For purposes of reflection, we don't need the method bodies, just the type signatures of the methods. However, there's a reason why we might want to store the bodies of the methods anyway: To support importation of compiled modules. Right now, whenever the Tart compiler sees an import statement, it loads the source file for that import and (partially) compiles it, which may require resolving that module's imports, and so on. Instead I would like it to work more like Java - the compiler can load in a compiled module instead of having to recompile the original source. (Of course, this will also require the modules to have datestamp and size information so that it can detect when the object module is out of date.

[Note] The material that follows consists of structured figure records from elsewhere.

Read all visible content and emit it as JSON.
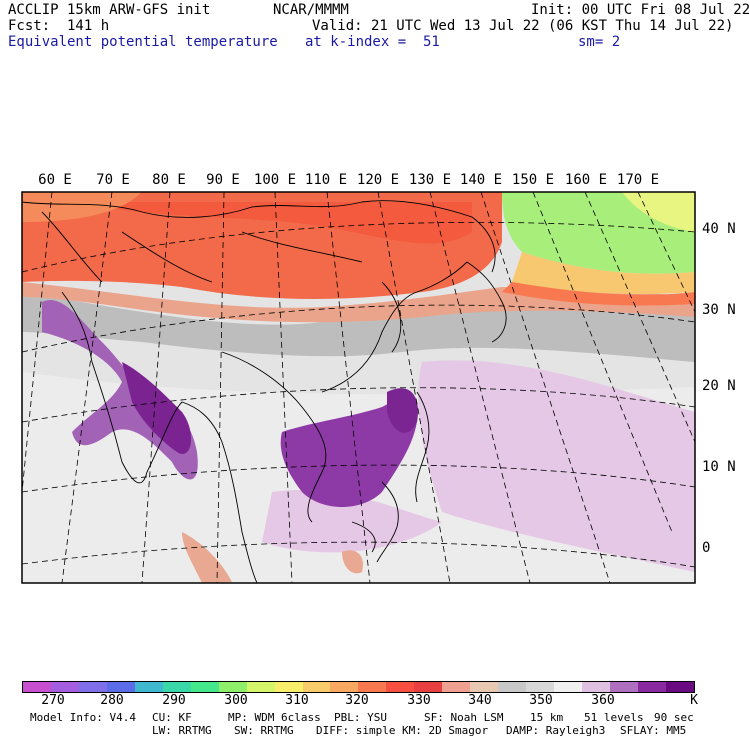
{
  "header": {
    "model": "ACCLIP 15km ARW-GFS init",
    "org": "NCAR/MMMM",
    "init": "Init: 00 UTC Fri 08 Jul 22",
    "fcst": "Fcst:  141 h",
    "valid": "Valid: 21 UTC Wed 13 Jul 22 (06 KST Thu 14 Jul 22)",
    "field": "Equivalent potential temperature",
    "level": "at k-index =  51",
    "smooth": "sm= 2"
  },
  "longitude_labels": [
    "60 E",
    "70 E",
    "80 E",
    "90 E",
    "100 E",
    "110 E",
    "120 E",
    "130 E",
    "140 E",
    "150 E",
    "160 E",
    "170 E"
  ],
  "latitude_labels": [
    "40 N",
    "30 N",
    "20 N",
    "10 N",
    "0"
  ],
  "colorbar": {
    "colors": [
      "#c84fd0",
      "#a35fe0",
      "#7f6fe8",
      "#5a6ce8",
      "#3fb8d0",
      "#3ad8a8",
      "#44e88a",
      "#8fef6a",
      "#d5f56a",
      "#f8ee6a",
      "#f8cc6a",
      "#f8a860",
      "#f87850",
      "#f85040",
      "#e84040",
      "#f0a090",
      "#e8c8b0",
      "#c8c8c8",
      "#d8d8d8",
      "#f0f0f0",
      "#e0c0e0",
      "#b070c0",
      "#8a2aa0",
      "#6a0a80"
    ],
    "tick_labels": [
      "270",
      "280",
      "290",
      "300",
      "310",
      "320",
      "330",
      "340",
      "350",
      "360"
    ],
    "unit": "K"
  },
  "model_info": {
    "line1": [
      "Model Info: V4.4",
      "CU: KF",
      "MP: WDM 6class",
      "PBL: YSU",
      "SF: Noah LSM",
      "15 km",
      "51 levels",
      "90 sec"
    ],
    "line2": [
      "LW: RRTMG",
      "SW: RRTMG",
      "DIFF: simple",
      "KM: 2D Smagor",
      "DAMP: Rayleigh3",
      "SFLAY: MM5"
    ]
  }
}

In essence the compiler needs to incorporate some of the responsibilities of "make".)

For regular (non-template) classes, we could simply use the existing reflection information that the compiler already generates. In other words, the reflection metadata within a module would have two uses: First, for runtime reflection, and second, for importation into the compiler.

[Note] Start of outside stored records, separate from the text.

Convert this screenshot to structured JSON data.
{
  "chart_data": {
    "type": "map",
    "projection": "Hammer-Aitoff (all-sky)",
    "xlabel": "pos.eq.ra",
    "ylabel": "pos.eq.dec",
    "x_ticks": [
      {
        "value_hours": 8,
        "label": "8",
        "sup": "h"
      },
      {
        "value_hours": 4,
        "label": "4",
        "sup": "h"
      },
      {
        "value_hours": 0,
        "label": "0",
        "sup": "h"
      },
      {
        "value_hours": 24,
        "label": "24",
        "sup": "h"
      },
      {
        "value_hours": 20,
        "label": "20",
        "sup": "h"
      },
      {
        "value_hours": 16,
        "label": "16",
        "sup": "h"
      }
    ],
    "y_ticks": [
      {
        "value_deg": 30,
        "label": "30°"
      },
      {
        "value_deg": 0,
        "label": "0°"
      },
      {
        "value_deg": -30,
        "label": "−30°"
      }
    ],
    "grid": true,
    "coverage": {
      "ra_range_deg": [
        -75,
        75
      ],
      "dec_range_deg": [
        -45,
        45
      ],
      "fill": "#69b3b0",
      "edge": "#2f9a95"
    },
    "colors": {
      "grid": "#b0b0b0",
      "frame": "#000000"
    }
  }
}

With templates the situation is more complex, because currently unexpanded templates produce no output - a module that defines only templates will produce an empty binary module. In order for the compiler to instantiate a template that was imported from a binary module, the module needs to contain the *complete* definition of the template.

My current thinking is that the template data will be stored in two parts, which are the type descriptors and the method body ASTs. The reason for separating them is so that we can throw away the ASTs at linkage time (since they aren't needed in the final binary.) I will probably store the ASTs using LLVM metadata nodes. The type descriptors will be stored as static data structures, just like they are for non-template classes.

2) The other improvement to the reflection metadata is to transition from a pointer-based to an index-based reference system. Each module will contain a constants pool containing a list of strings, common types, and other information that is referenced by integer index. Variable-length integers will be used to refer to these tables, using an encoding scheme similar to UTF-8. This means that the first 128 entries in each table can be referred to with a single byte index; The first 4096 entries require a 2-byte index, and so on. All of these tables will be sorted in order of by number of references, so very few indices will be more than 1 byte.

Long path names will be stored using a tree-structure. So for example, the string "tart.core.Memory.Address" will be stored as (((tart . core) . Memory) . Address), where (X . Y) is a pair of varints. Here's what the tables might look like:

    Strings       Pairs
    ===========   ============
    s1: tart      p1: (s1, s2)
    s2: core      p2: (p1, s3)
    s3: Memory    p3: (p2, s4)
    s4: Address

Thus, to refer to the string 'tart.core.Memory.Address', we need only a single byte containing the value 'p3'. (The low bit of the byte determines whether it's a reference to a string or to a pair) Moreover, if there is another string with the same prefix (e.g. "tart.core.Memory.ptrDiff"), then only the last part needs to be added to the table, and the prefix parts only need to be stored once per module.

An additional side-benefit is that each unique string within a module now has a unique numeric ID which can be compared directly without having to do a string comparison (although a string comparison is still needed for cross-module references.)

The same scheme can be used for types. Each type descriptor is a string of bytes, which are a combination of type codes and indices into the module types table.

Of course, with a scheme like this, there will be a lot of duplication of definitions between modules: If module A has a definition of the tuple type (int, int) and module B has the same definition, then unlike the previous scheme they won't be shared. But that's OK, because each definition is only 3 bytes, whereas sharing a common definition would require an 8-byte pointer for each reference.

These highly-compressed type definitions will need to be expanded into data structures in order to be useful. This can be done lazily as types are inspected.